HUMOR Digest - 19 Aug 1997 to 20 Aug 1997

Date: Tue, 19 Aug 1997 03:02:19 -0400
From: Jim Moore Jr
Subject: Sex on Campus

"I understand you had a blind date last weekend with a real model." remarked the envious upperclassman. "Do you mind telling me how just you made out ?"

"How much can you enjoy an evening," responded the fraternity buddy dryly, "with someone who turns out to be the poster girl for the Flat Earth Society ?"


"No Sammy, No !" said the cute lil' coed to her beau as he began to make a sexual overture. "I just had my hair done. Go away !"

"You're just as practical as ever sweetheart." said the boyfriend, disgusted with being put-off. "Only this time, I happen to agree. I mean, on second thought, why should I ruin an eighty-five dollar hairdo for a five buck piece of tail."


An obviously uncomfortable student had slipped into a sex shop and was looking around, with a confused look on his face.

"Are you looking for anything in particular, sir ?" asked the man behind the counter.

"I'm... well... I'm frankly not sure what I have in mind." said the boy. "I just want something to spice things up for my girl."

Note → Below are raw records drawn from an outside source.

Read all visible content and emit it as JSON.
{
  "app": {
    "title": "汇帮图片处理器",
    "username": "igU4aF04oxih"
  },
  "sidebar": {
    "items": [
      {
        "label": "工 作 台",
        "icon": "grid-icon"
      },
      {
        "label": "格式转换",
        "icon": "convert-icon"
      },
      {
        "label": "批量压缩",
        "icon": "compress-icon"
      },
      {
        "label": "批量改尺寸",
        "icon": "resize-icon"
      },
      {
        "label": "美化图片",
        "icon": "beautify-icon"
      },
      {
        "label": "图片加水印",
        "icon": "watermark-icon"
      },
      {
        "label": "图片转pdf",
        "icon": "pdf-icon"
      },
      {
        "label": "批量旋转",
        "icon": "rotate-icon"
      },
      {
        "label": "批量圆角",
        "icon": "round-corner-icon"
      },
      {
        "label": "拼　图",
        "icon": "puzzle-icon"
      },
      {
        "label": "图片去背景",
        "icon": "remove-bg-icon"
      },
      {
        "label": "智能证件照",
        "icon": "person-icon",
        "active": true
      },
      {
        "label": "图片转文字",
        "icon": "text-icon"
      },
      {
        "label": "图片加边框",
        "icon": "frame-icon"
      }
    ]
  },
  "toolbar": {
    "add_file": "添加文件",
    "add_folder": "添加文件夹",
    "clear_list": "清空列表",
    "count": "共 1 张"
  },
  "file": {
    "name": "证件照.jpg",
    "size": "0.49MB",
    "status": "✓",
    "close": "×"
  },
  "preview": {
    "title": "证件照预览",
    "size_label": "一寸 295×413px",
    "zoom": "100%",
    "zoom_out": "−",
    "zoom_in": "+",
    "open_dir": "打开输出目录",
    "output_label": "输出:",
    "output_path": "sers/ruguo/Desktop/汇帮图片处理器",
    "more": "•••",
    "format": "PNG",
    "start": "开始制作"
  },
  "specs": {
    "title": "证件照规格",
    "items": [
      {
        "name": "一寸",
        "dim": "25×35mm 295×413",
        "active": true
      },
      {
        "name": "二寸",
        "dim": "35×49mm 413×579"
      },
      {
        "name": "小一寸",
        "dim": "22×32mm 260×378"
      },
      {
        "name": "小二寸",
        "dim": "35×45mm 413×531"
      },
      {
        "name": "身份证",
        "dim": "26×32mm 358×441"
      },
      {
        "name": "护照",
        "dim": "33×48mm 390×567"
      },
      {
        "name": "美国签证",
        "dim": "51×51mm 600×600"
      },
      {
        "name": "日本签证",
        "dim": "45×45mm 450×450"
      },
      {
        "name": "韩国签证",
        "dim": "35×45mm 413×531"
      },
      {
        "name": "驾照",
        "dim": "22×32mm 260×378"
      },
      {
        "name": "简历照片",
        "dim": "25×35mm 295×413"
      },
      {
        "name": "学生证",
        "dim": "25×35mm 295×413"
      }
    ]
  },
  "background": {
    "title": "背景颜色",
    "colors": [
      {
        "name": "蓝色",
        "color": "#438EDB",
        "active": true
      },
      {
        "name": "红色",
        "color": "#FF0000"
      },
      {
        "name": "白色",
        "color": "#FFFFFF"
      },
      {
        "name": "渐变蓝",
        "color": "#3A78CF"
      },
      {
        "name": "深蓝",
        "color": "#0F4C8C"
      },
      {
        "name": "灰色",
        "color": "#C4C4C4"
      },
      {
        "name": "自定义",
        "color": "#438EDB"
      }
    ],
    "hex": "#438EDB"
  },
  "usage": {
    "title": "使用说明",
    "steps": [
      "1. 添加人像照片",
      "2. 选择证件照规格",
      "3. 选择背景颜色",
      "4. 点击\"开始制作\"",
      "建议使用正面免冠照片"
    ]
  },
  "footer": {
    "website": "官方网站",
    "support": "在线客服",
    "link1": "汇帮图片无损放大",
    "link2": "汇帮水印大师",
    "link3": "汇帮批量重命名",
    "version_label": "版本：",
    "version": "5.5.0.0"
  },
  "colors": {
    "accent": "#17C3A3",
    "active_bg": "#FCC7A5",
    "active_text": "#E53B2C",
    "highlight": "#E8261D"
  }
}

"Well, on the simple, basic level," said the clerk, "I'd suggest a French Tickler."

"That sounds like fun." replied the student, "But I really don't think she ever go for a threesome."


"I just met the foxiest babe I've ever seen over at the Student Union and tried to make a date this weekend, but she said she was busy."

"Bummer." said his buddy, "So you struck out, huh ?"

"Well, not entirely, she did give me her phone number." the first guy replied, scratching his head. "Only thing is, it's a 1-900 number."